In Jeremiah 25:4-5 we see Jeremiah himself summarizing the message of God’s prophets to His people: “The Lord has sent to you all His servants the prophets … They said, ‘Repent now everyone of his evil way and his evil doings …’”
We see that another of God’s purposes for prophecy is to urge humankind to repent— to turn from our own evil ways and to wholeheartedly follow God. The apostle Peter, in 2 Peter 3:9, tells us: “The Lord is not slow in keeping his promise, as some understand slowness. Instead he is patient with you, not wanting anyone to perish, but everyone to come to repentance” (NIV).
We see this in the remarkable story of the prophet Jonah, whom God sent to the Assyrian capital city of Nineveh to tell them of their judgment and impending doom for their wickedness. But Jonah detested the Ninevites for their cruelty to his people, the Israelites, and refused to go—fleeing instead in the other direction. You probably remember what happens next—God had Jonah swallowed by a great fish and three days later spewed out on land, which changed his mind. This time he went as he’d been told to.

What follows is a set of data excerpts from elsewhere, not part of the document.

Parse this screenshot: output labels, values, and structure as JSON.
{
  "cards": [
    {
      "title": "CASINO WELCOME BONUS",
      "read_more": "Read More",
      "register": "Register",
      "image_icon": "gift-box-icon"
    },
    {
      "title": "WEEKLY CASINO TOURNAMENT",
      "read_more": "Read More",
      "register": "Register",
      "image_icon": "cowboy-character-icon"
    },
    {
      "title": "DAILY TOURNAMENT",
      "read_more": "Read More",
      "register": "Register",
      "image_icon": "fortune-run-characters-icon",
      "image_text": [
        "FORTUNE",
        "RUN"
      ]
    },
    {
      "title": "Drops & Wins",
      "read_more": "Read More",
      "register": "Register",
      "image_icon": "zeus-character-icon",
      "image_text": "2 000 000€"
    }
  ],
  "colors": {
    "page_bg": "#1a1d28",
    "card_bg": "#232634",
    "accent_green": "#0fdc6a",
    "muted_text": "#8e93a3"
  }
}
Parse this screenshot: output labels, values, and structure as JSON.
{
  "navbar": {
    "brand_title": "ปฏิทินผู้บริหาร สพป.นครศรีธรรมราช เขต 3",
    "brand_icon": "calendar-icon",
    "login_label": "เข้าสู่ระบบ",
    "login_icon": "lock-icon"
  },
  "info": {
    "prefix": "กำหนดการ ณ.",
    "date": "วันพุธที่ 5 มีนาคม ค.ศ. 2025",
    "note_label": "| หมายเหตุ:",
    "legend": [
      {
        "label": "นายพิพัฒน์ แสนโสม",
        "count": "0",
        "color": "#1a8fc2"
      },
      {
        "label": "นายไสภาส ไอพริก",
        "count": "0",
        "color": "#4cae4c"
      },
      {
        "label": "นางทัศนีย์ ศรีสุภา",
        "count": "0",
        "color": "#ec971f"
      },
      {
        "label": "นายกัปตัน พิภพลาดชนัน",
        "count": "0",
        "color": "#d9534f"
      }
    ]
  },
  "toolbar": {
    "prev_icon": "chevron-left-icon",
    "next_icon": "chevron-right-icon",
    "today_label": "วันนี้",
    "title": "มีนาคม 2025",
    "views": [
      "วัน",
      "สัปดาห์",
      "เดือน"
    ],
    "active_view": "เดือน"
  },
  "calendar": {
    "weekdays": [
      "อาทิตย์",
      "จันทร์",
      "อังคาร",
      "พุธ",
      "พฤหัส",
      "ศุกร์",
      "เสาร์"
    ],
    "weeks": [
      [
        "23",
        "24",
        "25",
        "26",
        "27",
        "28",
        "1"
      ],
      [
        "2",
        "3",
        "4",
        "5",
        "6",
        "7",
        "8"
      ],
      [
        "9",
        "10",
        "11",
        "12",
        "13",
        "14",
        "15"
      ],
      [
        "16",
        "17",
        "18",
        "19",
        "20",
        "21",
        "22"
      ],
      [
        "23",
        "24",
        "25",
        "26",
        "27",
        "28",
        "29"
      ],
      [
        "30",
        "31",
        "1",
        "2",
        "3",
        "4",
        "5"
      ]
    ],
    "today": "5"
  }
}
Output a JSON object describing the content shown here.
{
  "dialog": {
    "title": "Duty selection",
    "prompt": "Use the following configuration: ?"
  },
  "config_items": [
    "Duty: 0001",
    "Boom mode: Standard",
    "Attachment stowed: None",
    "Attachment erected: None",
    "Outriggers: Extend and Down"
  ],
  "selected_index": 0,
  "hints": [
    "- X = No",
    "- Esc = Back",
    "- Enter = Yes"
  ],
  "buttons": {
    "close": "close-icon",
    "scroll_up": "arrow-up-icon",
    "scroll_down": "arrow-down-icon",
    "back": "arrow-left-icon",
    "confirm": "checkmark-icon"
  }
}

He delivered his message, and much to his chagrin the Ninevites believed God and repented. They fasted, put on sackcloth (a sign of mourning), and even had their animals and cattle wear sackcloth and go without food and water. As a result, “God relented from the disaster that He had said He would bring upon them, and He did not do it” (Jonah 3:10).
Sadly, despite God sending prophets to warn various peoples of impending destruction, the bloody and evil Ninevites were among the very few who did repent. Perhaps they had grown so evil that they finally realized something was deeply wrong.
: All prophecy is ultimately a message of hope. We have God’s assurance that He is in perfect control, that He is a God of love (1 John 4:8, 1 John 4:16), that His desire is for us to turn to Him in heartfelt repentance and turn our lives over to Him. If and when we do so, He promises to bless and care for us, intent on fulfilling His purpose for us.
He tells us what we must do in Isaiah 55:6-7: “Seek the Lord while He may be found, call upon Him while He is near. Let the wicked forsake his way, and the unrighteous man his thoughts; let him return to the Lord, and He will have mercy on him; and to our God, for He will abundantly pardon.”
God shows us in His Word His vital purposes for prophecy. More than anything, He gives us prophecy to help us understand who and what He is andhow much we need Him.
He’s ready, willing and able to answer us when we call out to Him. Now He’s waiting for you to take that step!